Tuo padre lavora ancora come autista di autobus?

«Sì. Quando ero piccola mi portava sempre con sé quando andava a lavorare. Mi mettevo nel primo sedile perché così avevo l’impressione che tutto quanto vedevo fuori mi arrivasse incontro. Così apprezzavo al meglio la bellezza della mia terra, la Basilicata, che è raffinata e selvaggia allo stesso tempo».

Quest’estate, invece, canterai sulle Dolomiti, nell’altopiano della Predaia. Cosa ti aspetti?
«Fosse per me, farei un intero tour solo in luoghi così, isolati in mezzo alla natura, in acustico».
Ma se ami così tanto questa dimensione, perché hai scelto una città come Milano per vivere?
«Era la città in cui sognavo di vivere da bambina. Ricordo che la prima volta che arrivai in treno alla stazione Centrale dal mio paesino così piccolo e lontano rimasi colpita da un’enorme insegna luminosa, dalla gente che saliva sulle scale mobili e da un ragazzo francese con una sigaretta che mi chiese se avevo da accendere. Allora pensai: ma questa città è davvero come si vede in televisione, moderna, multiculturale. Il ricordo di quei primi due giorni milanesi mi ha dato la spinta per realizzare tutto ciò che ho fatto dopo. Però, ripensandoci, forse in futuro tornerò in campagna. Ma per ora, non conoscendo ancora bene la città, preferisco stare vicino ai luoghi in cui lavoro. Per questo abito a due passi dalla sede della mia casa discografica».
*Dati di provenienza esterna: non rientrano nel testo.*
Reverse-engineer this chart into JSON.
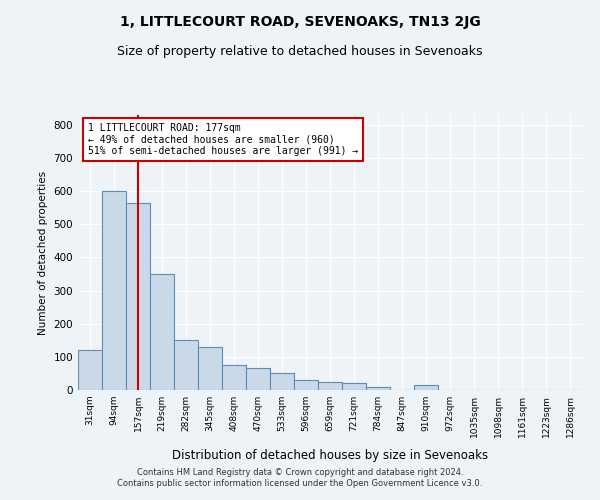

Tua sorella Sabrina due anni fa ti ha reso zia. Ti piace questo ruolo?
«Sì, quando sto con Teresa mi stupisco molto per ogni suo anelito di vita. Quindi passo tanto tempo semplicemente a osservarla».

Una curiosità: abbiamo trovato una tua foto da bambina in cui canti. Ti ricordi in che occasione fu scattata?
«Sì, perché era il giorno del mio quinto compleanno, il 20 agosto. Cantavo Fatti mandare dalla mamma a prendere il latte di Gianni Morandi a un concorso a Pignola. Fu mia zia Lucia a iscrivermi ». Arisa si interrompe di nuovo. Ma questa volta, per fortuna, non perché è caduta la linea: «L’arcobaleno, fuori c’è l’arcobaleno! Sembra di essere in un film: è bellissimo...».